Le baruffe, meaning ‘the brawls’, is a contemporary opera composed by Giorgio Battistelli, loosely based on Carlo Goldoni‘s comedy Brawling in Chioggia and commissioned by Teatro La Fenice of Venice for its 2021-22 season.
With a libretto written by Battistelli and director Damiano Michieletto, the opera’s plot revolves around brawls among fishermen’s families in the small lagoon village of Chioggia in Italy. The fights are triggered by a piece of pumpkin gifted to an already engaged girl to arouse the jealousy of another. Gossip and jealousy arise, leading to brawls that reveal a poor and foolish humanity acting out of rage and instinct.
Scenography Today has spoken to set designer Paolo Fantin to learn more about the staging.

“The show starts with an empty stage,” says Paolo Fantin, “as I wanted to work on this restlessness that is in Battistelli’s music from the very beginning, the restlessness moving the brawl when it breaks out.”
Machines of restlessness
In the libretto, “there is also talk about a strange atmosphere given by the sirocco, the famous [Mediterranean] wind usually bringing great disasters. Trying to combine the meteorological instability with, above all, the instability of these poor fishermen who fight for a piece of pumpkin, I created a space through machines, and I called them ‘machines of restlessness.'”

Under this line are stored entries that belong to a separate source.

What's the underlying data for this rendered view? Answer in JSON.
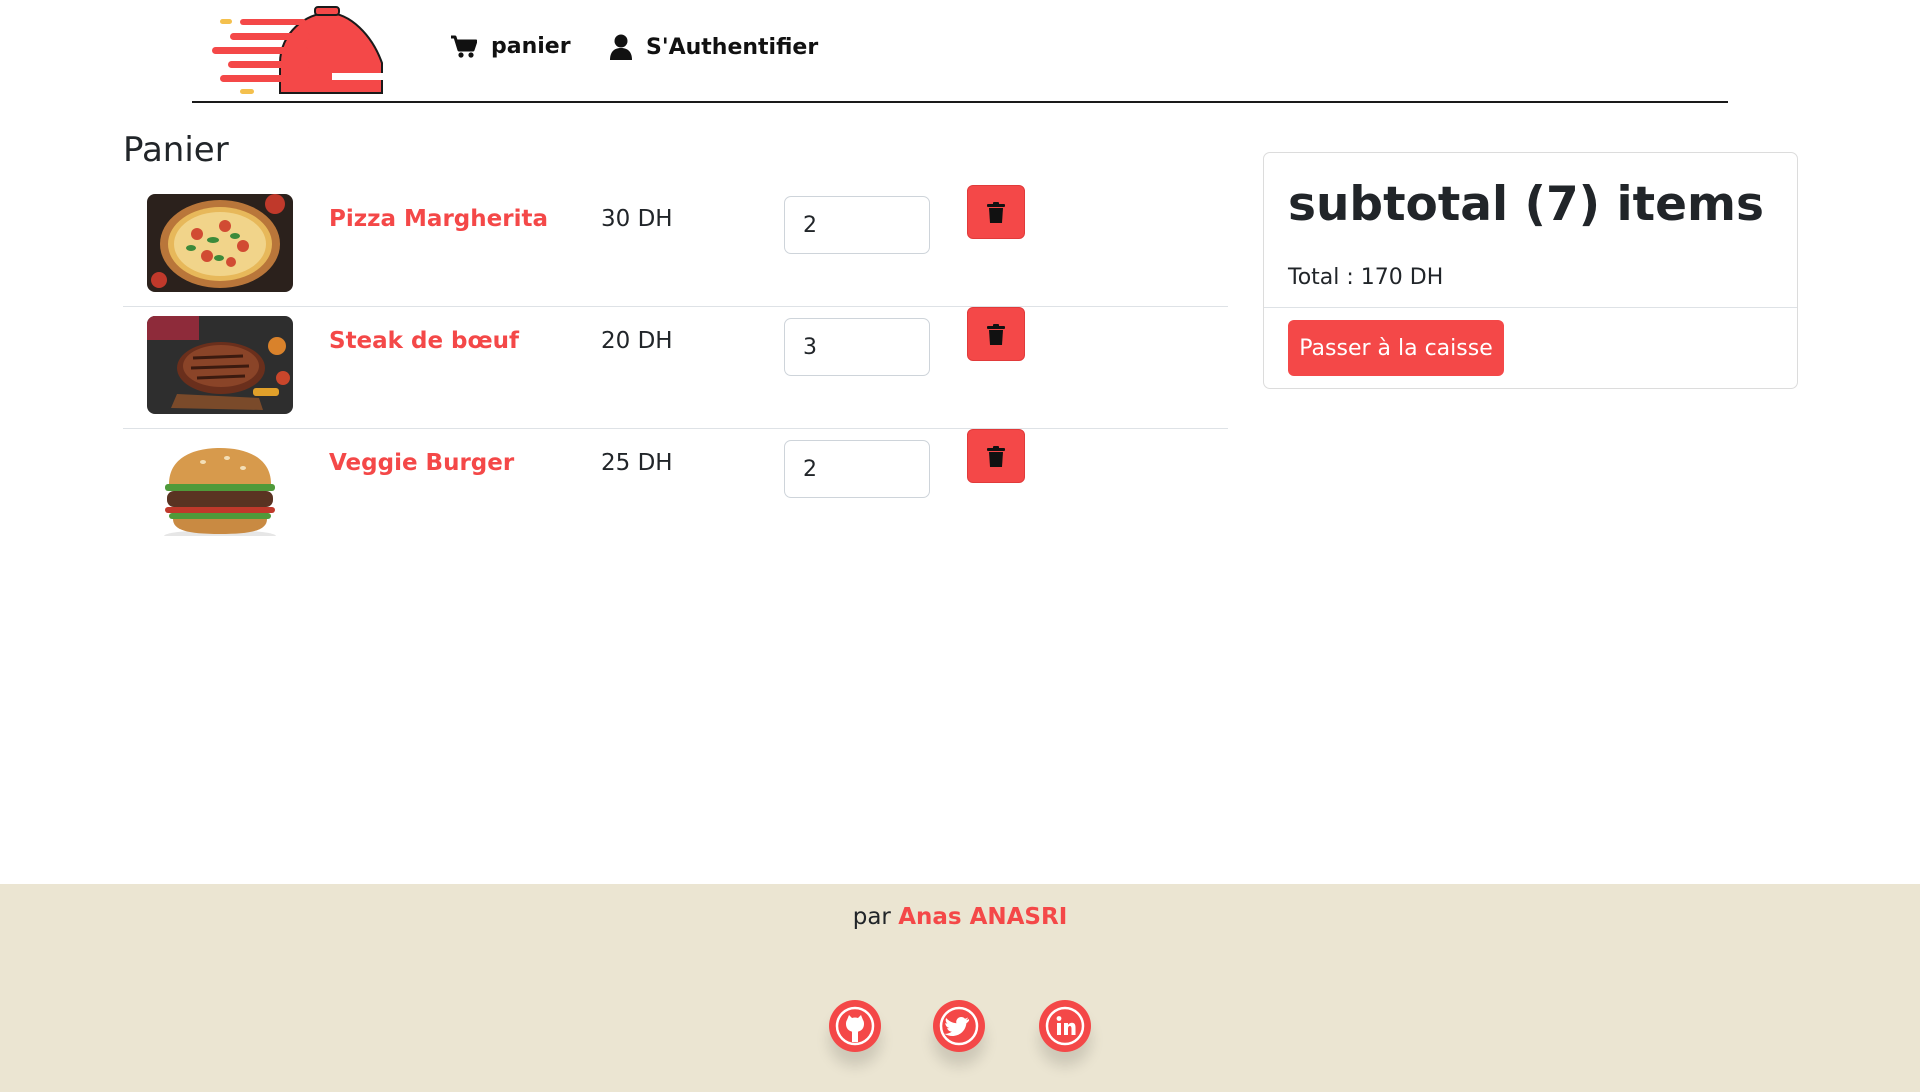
{
  "nav": {
    "cart_label": "panier",
    "auth_label": "S'Authentifier"
  },
  "cart": {
    "title": "Panier",
    "items": [
      {
        "name": "Pizza Margherita",
        "price": "30 DH",
        "quantity": "2",
        "image": "pizza"
      },
      {
        "name": "Steak de bœuf",
        "price": "20 DH",
        "quantity": "3",
        "image": "steak"
      },
      {
        "name": "Veggie Burger",
        "price": "25 DH",
        "quantity": "2",
        "image": "burger"
      }
    ]
  },
  "summary": {
    "heading": "subtotal (7) items",
    "total": "Total : 170 DH",
    "checkout_label": "Passer à la caisse"
  },
  "footer": {
    "prefix": "par",
    "author": "Anas ANASRI",
    "social": [
      "github-icon",
      "twitter-icon",
      "linkedin-icon"
    ]
  },
  "colors": {
    "accent": "#f44848",
    "footer_bg": "#ebe5d2"
  }
}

“The first machine that I wanted to show the public is the theatre,” says Fantin. “The public enters and sits in front of the bare theatre with all its machinery. The second machine is precisely the wind machine, the ‘sirocco machine’ represented by the big fans. They follow along with the characters’ restlessness in the story, progressing from idle moments to a swirling spinning, as to be a meteorological echo but above all an emotional one.”

“And then we have a so-called fog machine. I imagined a very dark, lagoon atmosphere, with humidity getting right into the characters’ bones. Video projections flood the space with a constant and always moving fog.”

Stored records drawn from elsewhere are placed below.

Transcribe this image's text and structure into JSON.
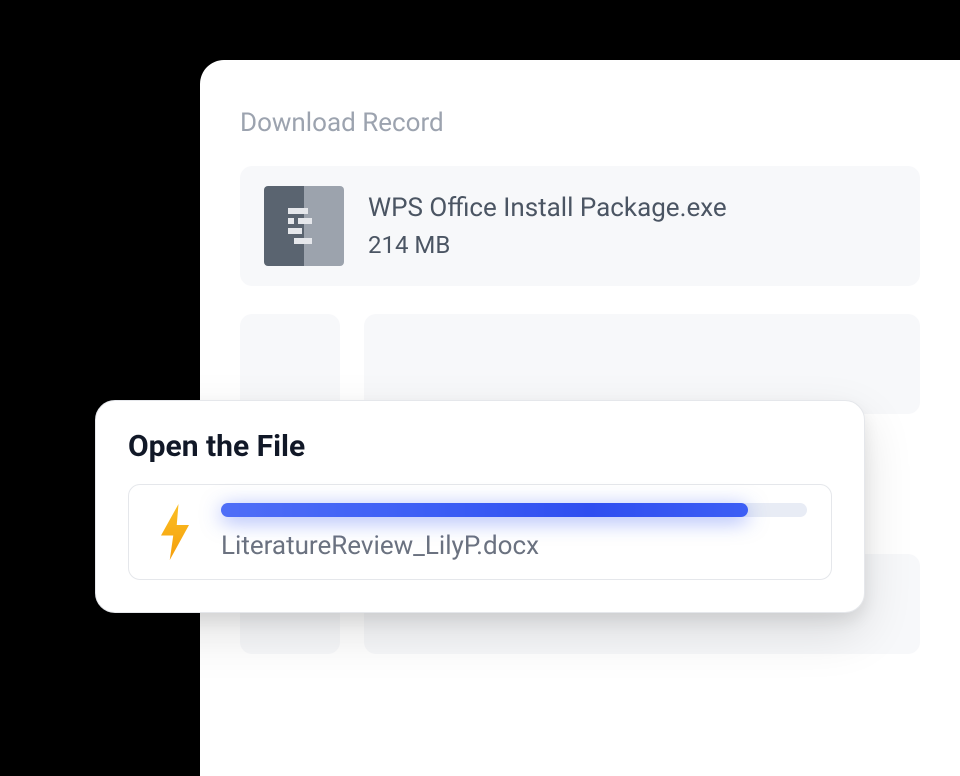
{
  "download_panel": {
    "title": "Download Record",
    "items": [
      {
        "name": "WPS Office Install Package.exe",
        "size": "214 MB",
        "icon": "exe-file-icon"
      }
    ]
  },
  "open_file_card": {
    "title": "Open the File",
    "filename": "LiteratureReview_LilyP.docx",
    "progress_percent": 90,
    "icon": "lightning-bolt-icon"
  }
}
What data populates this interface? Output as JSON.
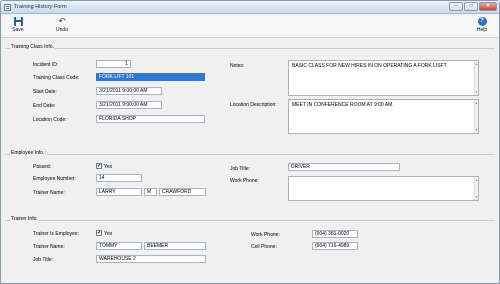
{
  "window": {
    "title": "Training History Form"
  },
  "toolbar": {
    "save_label": "Save",
    "undo_label": "Undo",
    "help_label": "Help",
    "help_glyph": "?"
  },
  "training_class": {
    "group_title": "Training Class Info.",
    "incident_id_label": "Incident ID:",
    "incident_id": "1",
    "class_code_label": "Training Class Code:",
    "class_code": "FORK LIFT 101",
    "start_date_label": "Start Date:",
    "start_date": "3/21/2011 9:00:00 AM",
    "end_date_label": "End Date:",
    "end_date": "3/21/2011 9:00:00 AM",
    "location_code_label": "Location Code:",
    "location_code": "FLORIDA SHOP",
    "notes_label": "Notes:",
    "notes": "BASIC CLASS FOR NEW HIRES IN ON OPERATING A FORK LISFT",
    "location_desc_label": "Location Description:",
    "location_desc": "MEET IN CONFERENCE ROOM AT 9:00 AM."
  },
  "employee": {
    "group_title": "Employee Info.:",
    "passed_label": "Passed:",
    "passed_text": "Yes",
    "employee_number_label": "Employee Number:",
    "employee_number": "14",
    "trainer_name_label": "Trainer Name:",
    "first_name": "LARRY",
    "middle": "M",
    "last_name": "CRAWFORD",
    "job_title_label": "Job Title:",
    "job_title": "DRIVER",
    "work_phone_label": "Work Phone:",
    "work_phone": ""
  },
  "trainer": {
    "group_title": "Trainer Info.",
    "is_employee_label": "Trainer Is Employee:",
    "is_employee_text": "Yes",
    "trainer_name_label": "Trainer Name:",
    "first_name": "TOMMY",
    "last_name": "BEEMER",
    "job_title_label": "Job Title:",
    "job_title": "WAREHOUSE 2",
    "work_phone_label": "Work Phone:",
    "work_phone": "(904) 381-0020",
    "cell_phone_label": "Cell Phone:",
    "cell_phone": "(904) 716-4989"
  },
  "icons": {
    "save": "save-icon",
    "undo": "undo-icon",
    "help": "help-icon",
    "checkbox_mark": "✔"
  }
}
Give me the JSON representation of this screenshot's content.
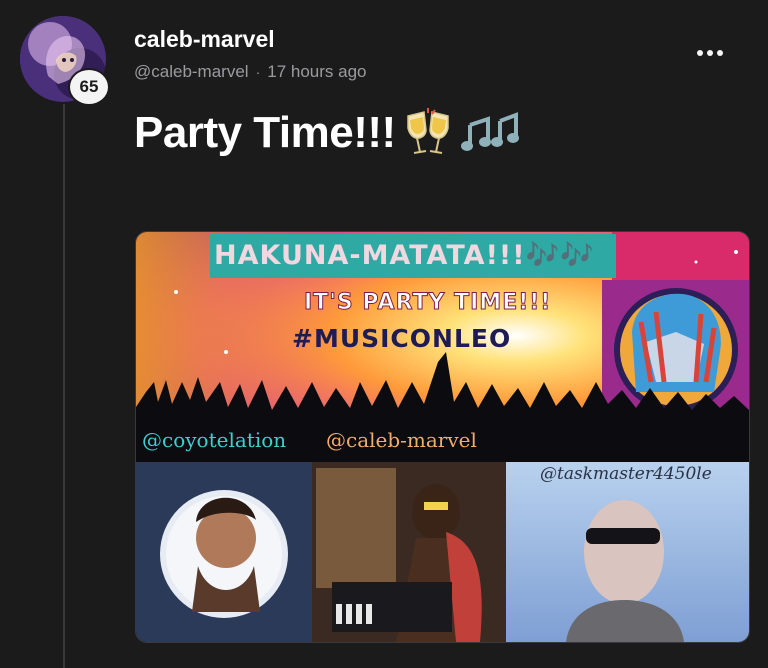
{
  "author": {
    "username": "caleb-marvel",
    "handle": "@caleb-marvel",
    "reputation": "65",
    "time_ago": "17 hours ago",
    "avatar_icon": "lion-avatar"
  },
  "post": {
    "title": "Party Time!!!",
    "title_emojis": [
      "clinking-glasses-emoji",
      "music-notes-emoji"
    ],
    "image": {
      "banner_text": "HAKUNA-MATATA!!!🎶🎶",
      "party_text": "IT'S PARTY TIME!!!",
      "hashtag_text": "#MUSICONLEO",
      "handle_left": "@coyotelation",
      "handle_middle": "@caleb-marvel",
      "handle_right": "@taskmaster4450le"
    }
  },
  "colors": {
    "background": "#1b1b1c",
    "meta_text": "#9b9b9f",
    "banner_teal": "#2fa9a3"
  }
}
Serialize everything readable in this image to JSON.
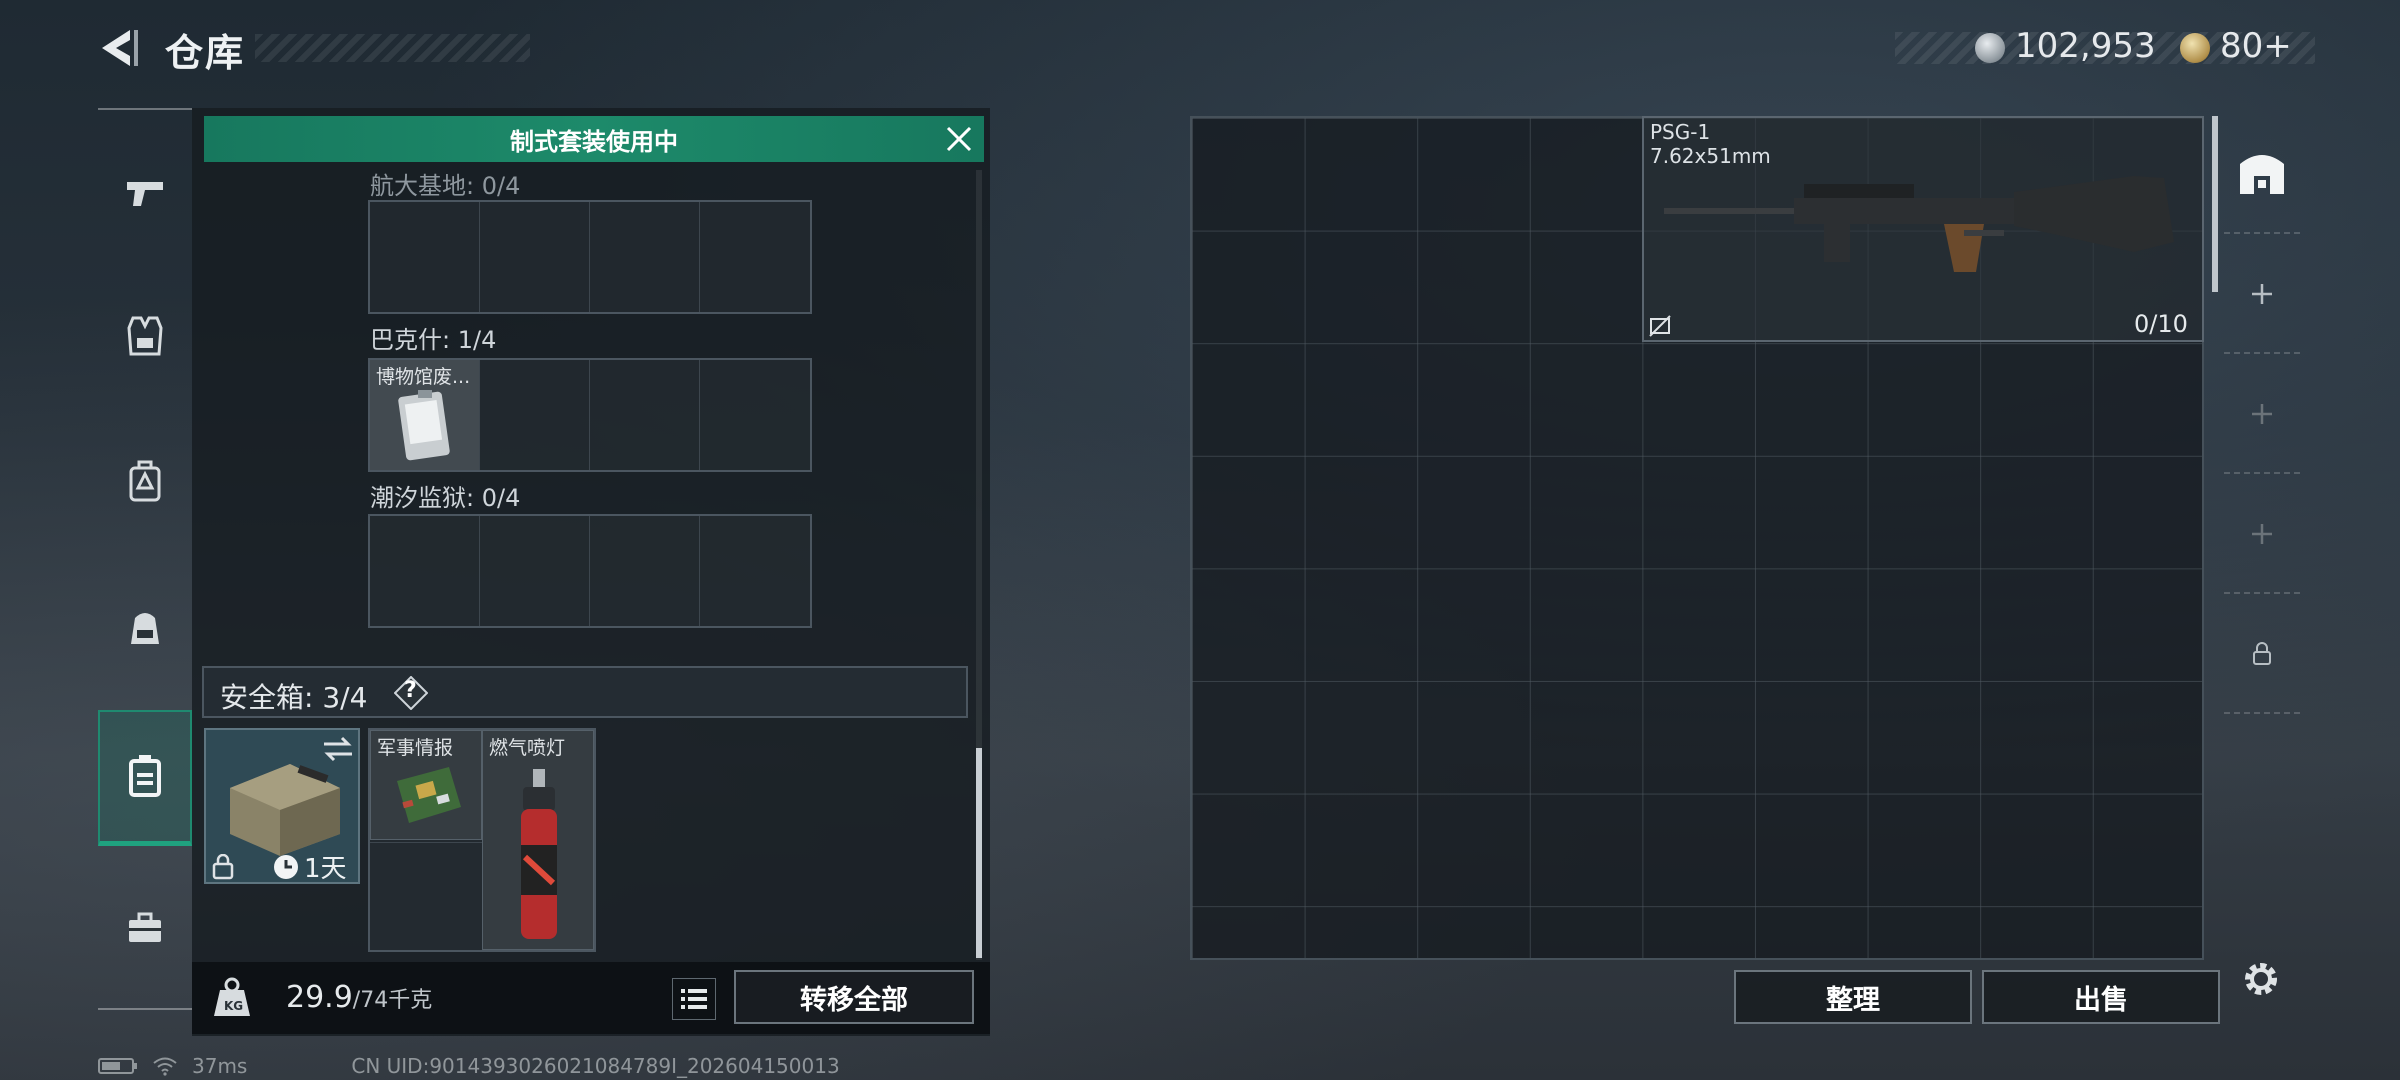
{
  "header": {
    "title": "仓库",
    "currency_silver": "102,953",
    "currency_gold": "80+"
  },
  "left_nav": {
    "items": [
      {
        "name": "weapons",
        "icon": "pistol-icon"
      },
      {
        "name": "armor",
        "icon": "vest-icon"
      },
      {
        "name": "chest-rig",
        "icon": "chest-rig-icon"
      },
      {
        "name": "backpack",
        "icon": "backpack-icon"
      },
      {
        "name": "safebox",
        "icon": "safebox-icon",
        "active": true
      },
      {
        "name": "toolbox",
        "icon": "toolbox-icon"
      }
    ]
  },
  "banner": {
    "text": "制式套装使用中"
  },
  "collections": [
    {
      "label": "航大基地: 0/4",
      "items": []
    },
    {
      "label": "巴克什: 1/4",
      "items": [
        {
          "name": "博物馆废..."
        }
      ]
    },
    {
      "label": "潮汐监狱: 0/4",
      "items": []
    }
  ],
  "safebox": {
    "label": "安全箱: 3/4",
    "help": "?",
    "timer": "1天",
    "items": [
      {
        "name": "军事情报"
      },
      {
        "name": "燃气喷灯"
      }
    ]
  },
  "footer_left": {
    "weight_current": "29.9",
    "weight_max": "/74千克",
    "transfer_all": "转移全部"
  },
  "stash": {
    "item_name": "PSG-1",
    "item_caliber": "7.62x51mm",
    "item_ammo": "0/10"
  },
  "footer_right": {
    "sort": "整理",
    "sell": "出售"
  },
  "status": {
    "ping": "37ms",
    "uid": "CN UID:9014393026021084789I_202604150013"
  }
}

This “smoke” agitates another machine, the wooden planks walls. “I liked wood because it is a raw material, and I wanted the story to be as rough as the story’s fishermen are,” says Fantin. “I wanted material in its primordial state and I created walls in continuous movement and inspired by the wooden fishermen’s wharves deteriorated by salty water.”

The moving walls configure an ever-changing space, recalling Venice where the alleys are wider or narrower and constantly vary as one walks, “they tell a labyrinth of emotions to some extent.” In the show, the walls are then stripped off of the boards by the choir singers and remain naked as skeletons.

Composed anger
The brawl scenes are a series of large choreographies in which the singers agitate the detached planks and create compositions representing anger. “Today, I like to call them images of “composed anger,” says Fantin.
The walls are thrown down and hung upside down until the storm, as the brawl that mounts twice, does not dissolve and pass. As it passes, the fans go up and another machine intervenes, a large cinema projector lighting up the whole theatre. “It is the machine of light, the machine of the sun after the storm.”

The pumpkin
The whole show long, a pumpkin slice lays on the proscenium. “It is like a magic pumpkin. It unleashes the disaster; everyone wants it; it is an aphrodisiac. As the final effect, we let a huge one fall from the flyloft down to the stage crushed into pieces. It is funny and even disturbing,” Fantin says, “that the pumpkin still exists even when everyone has eaten it. We think it is over, but in reality, it comes back with a twist.”
“Ultimately,” Fantin concludes, “we use very gaunt elements, among these the worn-out 1700s costumes contrasting with the modern features. All on a very strong, impactful musical line—including the harsh sound of the hitting planks—to let the opera be experienced in a very intense and direct way.”